Le détachement dans la fonction publique, et plus particulièrement dans la fonction publique territoriale, place le fonctionnaire hors de son emploi ou de son corps d’origine afin qu’il exerce des fonctions notamment au sein d’un organisme de droit privé (L. n° 84-53, 26 janv. 1984, art. 64). Le fonctionnaire est alors soumis aux règles régissant ces dernières, à l’exception des dispositions des articles L. 1234-9, L. 1243-1 à L. 1243-4 et L. 1243-6 du code du travail ou de toute disposition législative, réglementaire ou conventionnelle prévoyant le versement d’indemnité de licenciement ou de fin de carrière, ce qui rend possible l’application à son égard d’une grande partie des règles dont relèvent traditionnellement les salariés de droit privé. Cependant, le détachement prend nécessairement fin, quelle que soit sa durée, et s’achève par la réintégration du fonctionnaire dans son emploi ou corps d’origine (s’agissant de la fonction publique territoriale, V. art. 67, L. préc.) et par la perte du bénéfice des dispositions régissant la fonction exercée par l’effet du détachement. Cette réintégration porte-t-elle alors atteinte à la liberté contractuelle ?

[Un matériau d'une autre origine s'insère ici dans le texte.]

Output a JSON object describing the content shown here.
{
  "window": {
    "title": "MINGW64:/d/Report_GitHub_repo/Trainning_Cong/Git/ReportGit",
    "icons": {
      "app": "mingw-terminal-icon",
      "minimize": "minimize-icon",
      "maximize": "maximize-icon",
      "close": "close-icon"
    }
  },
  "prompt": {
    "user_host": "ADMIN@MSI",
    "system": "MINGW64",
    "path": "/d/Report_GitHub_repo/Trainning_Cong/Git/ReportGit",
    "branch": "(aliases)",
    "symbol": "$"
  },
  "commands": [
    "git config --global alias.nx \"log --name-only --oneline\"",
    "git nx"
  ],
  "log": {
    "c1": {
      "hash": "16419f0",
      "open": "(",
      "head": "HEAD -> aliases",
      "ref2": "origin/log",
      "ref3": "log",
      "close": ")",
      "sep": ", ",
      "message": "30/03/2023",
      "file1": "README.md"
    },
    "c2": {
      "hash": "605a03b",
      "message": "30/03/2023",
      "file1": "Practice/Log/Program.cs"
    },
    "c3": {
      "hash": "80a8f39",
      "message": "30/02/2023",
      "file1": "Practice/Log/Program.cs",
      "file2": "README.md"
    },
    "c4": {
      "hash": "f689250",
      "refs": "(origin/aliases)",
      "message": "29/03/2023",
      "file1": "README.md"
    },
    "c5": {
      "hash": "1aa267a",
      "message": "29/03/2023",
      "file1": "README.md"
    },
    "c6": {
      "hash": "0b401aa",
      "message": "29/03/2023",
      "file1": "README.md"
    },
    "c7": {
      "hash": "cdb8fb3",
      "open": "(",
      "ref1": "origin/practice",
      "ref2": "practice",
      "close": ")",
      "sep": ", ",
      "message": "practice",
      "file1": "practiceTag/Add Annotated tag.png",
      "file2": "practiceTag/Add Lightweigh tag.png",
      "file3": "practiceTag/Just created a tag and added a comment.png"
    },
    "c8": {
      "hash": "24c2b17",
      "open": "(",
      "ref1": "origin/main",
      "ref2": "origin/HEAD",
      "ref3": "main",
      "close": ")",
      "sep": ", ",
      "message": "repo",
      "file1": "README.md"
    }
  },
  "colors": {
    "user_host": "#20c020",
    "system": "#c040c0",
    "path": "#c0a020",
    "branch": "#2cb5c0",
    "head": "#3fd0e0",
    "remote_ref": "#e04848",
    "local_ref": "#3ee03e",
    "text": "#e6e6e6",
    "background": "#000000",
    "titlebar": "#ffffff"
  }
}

L’interrogation, qui a, pour la première fois, fait l’objet d’une QPC, ne présente pas, selon la Cour de cassation, un caractère sérieux. Trois motifs sont expressément avancés. D’abord, le fonctionnaire est, aux termes de l’article 4 de la loi n° 83-634 du 13 juillet 1983 portant droits et obligations des fonctionnaires, « vis-à-vis de l’administration dans une situation statutaire et réglementaire ». Ensuite, si le détachement est prononcé, en application des dispositions de l’article 64 de la loi du 26 janvier 1984, à la demande du fonctionnaire territorial, il doit être autorisé par la collectivité dont il relève pour la durée fixée par cette dernière.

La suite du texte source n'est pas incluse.